When Newman first became a state representative, there were five Jews in the state house. Now that the Jewish caucus is smaller, she doesn’t have a group to help her combat the anti-Semitism she sometimes sees on the House floor, noting for example the word Nazism has been used during floor debates on labor issues.

“I feel like it’s my responsibility as a Jewish legislator to say look, anti-Semitism is real and it has no place on the House floor,” she said, pointing out she has several Holocaust survivors living in her district and the last survivor in her husband’s family recently passed away. 

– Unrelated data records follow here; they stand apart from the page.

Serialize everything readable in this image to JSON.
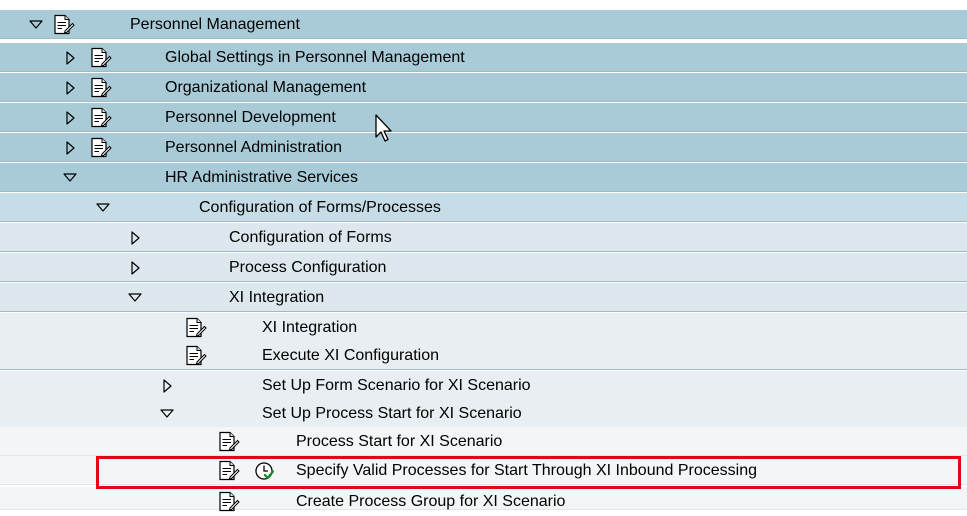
{
  "tree": {
    "items": [
      {
        "label": "Personnel Management",
        "toggle": "expanded",
        "has_doc_icon": true
      },
      {
        "label": "Global Settings in Personnel Management",
        "toggle": "collapsed",
        "has_doc_icon": true
      },
      {
        "label": "Organizational Management",
        "toggle": "collapsed",
        "has_doc_icon": true
      },
      {
        "label": "Personnel Development",
        "toggle": "collapsed",
        "has_doc_icon": true
      },
      {
        "label": "Personnel Administration",
        "toggle": "collapsed",
        "has_doc_icon": true
      },
      {
        "label": "HR Administrative Services",
        "toggle": "expanded",
        "has_doc_icon": false
      },
      {
        "label": "Configuration of Forms/Processes",
        "toggle": "expanded",
        "has_doc_icon": false
      },
      {
        "label": "Configuration of Forms",
        "toggle": "collapsed",
        "has_doc_icon": false
      },
      {
        "label": "Process Configuration",
        "toggle": "collapsed",
        "has_doc_icon": false
      },
      {
        "label": "XI Integration",
        "toggle": "expanded",
        "has_doc_icon": false
      },
      {
        "label": "XI Integration",
        "toggle": "none",
        "has_doc_icon": true
      },
      {
        "label": "Execute XI Configuration",
        "toggle": "none",
        "has_doc_icon": true
      },
      {
        "label": "Set Up Form Scenario for XI Scenario",
        "toggle": "collapsed",
        "has_doc_icon": false
      },
      {
        "label": "Set Up Process Start for XI Scenario",
        "toggle": "expanded",
        "has_doc_icon": false
      },
      {
        "label": "Process Start for XI Scenario",
        "toggle": "none",
        "has_doc_icon": true
      },
      {
        "label": "Specify Valid Processes for Start Through XI Inbound Processing",
        "toggle": "none",
        "has_doc_icon": true,
        "has_clock_icon": true,
        "highlighted": true
      },
      {
        "label": "Create Process Group for XI Scenario",
        "toggle": "none",
        "has_doc_icon": true
      }
    ]
  },
  "colors": {
    "level_0_1": "#a9cbd8",
    "level_2": "#c6dce6",
    "level_3": "#dce8ee",
    "level_4": "#e8eef1",
    "level_5": "#f3f5f6",
    "highlight_border": "#e30613"
  },
  "icons": {
    "expanded": "triangle-down-icon",
    "collapsed": "triangle-right-icon",
    "document": "document-edit-icon",
    "activity": "clock-check-icon"
  }
}
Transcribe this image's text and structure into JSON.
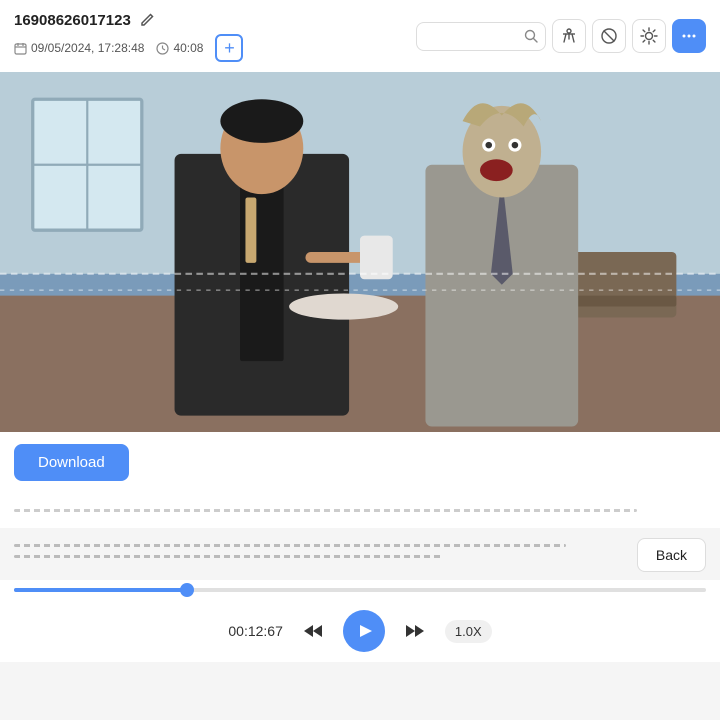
{
  "header": {
    "record_id": "16908626017123",
    "date": "09/05/2024, 17:28:48",
    "duration": "40:08",
    "edit_icon": "✏",
    "add_label": "+",
    "search_placeholder": "",
    "icons": {
      "pen": "✏️",
      "accessibility": "♿",
      "block": "🚫",
      "brightness": "☀"
    },
    "more_btn": "⋯"
  },
  "video": {
    "dotted_lines": true
  },
  "download": {
    "label": "Download"
  },
  "redacted": {
    "line1": "................................................................",
    "line2": "................................................................",
    "line3": "................................................................"
  },
  "back_btn": {
    "label": "Back"
  },
  "progress": {
    "fill_pct": 25
  },
  "playback": {
    "time": "00:12:67",
    "speed": "1.0X"
  }
}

She also works to convince the speaker of the house to alter the daily prayer said during the session out of respect to other faiths.

“Not everybody on the floor is a Christian or has a faith. That’s a battle I’ll continue because I feel like it’s important for me to educate my colleagues as to what is right or what’s wrong.” 

She said her district contains a “large Jewish contingency.”

“People vote about 70 percent Democrat,” she said. “There are probably two House districts where the majority of the Jewish population in St. Louis reside and I have one of them.”

A native of Kansas City, Kan., Newman lives in Richmond Heights, Mo., with her attorney husband, Burt Newman. In addition to Sophie, a senior at the University of Missouri, Newman is “Nana” to her four young grandchildren all under the age of 7.

As for young Sophie, once her letter to Rosie was answered, she wrote to others as well.

“Our lesson was yes, you should go ahead and write that letter because you do get responses,” Newman said.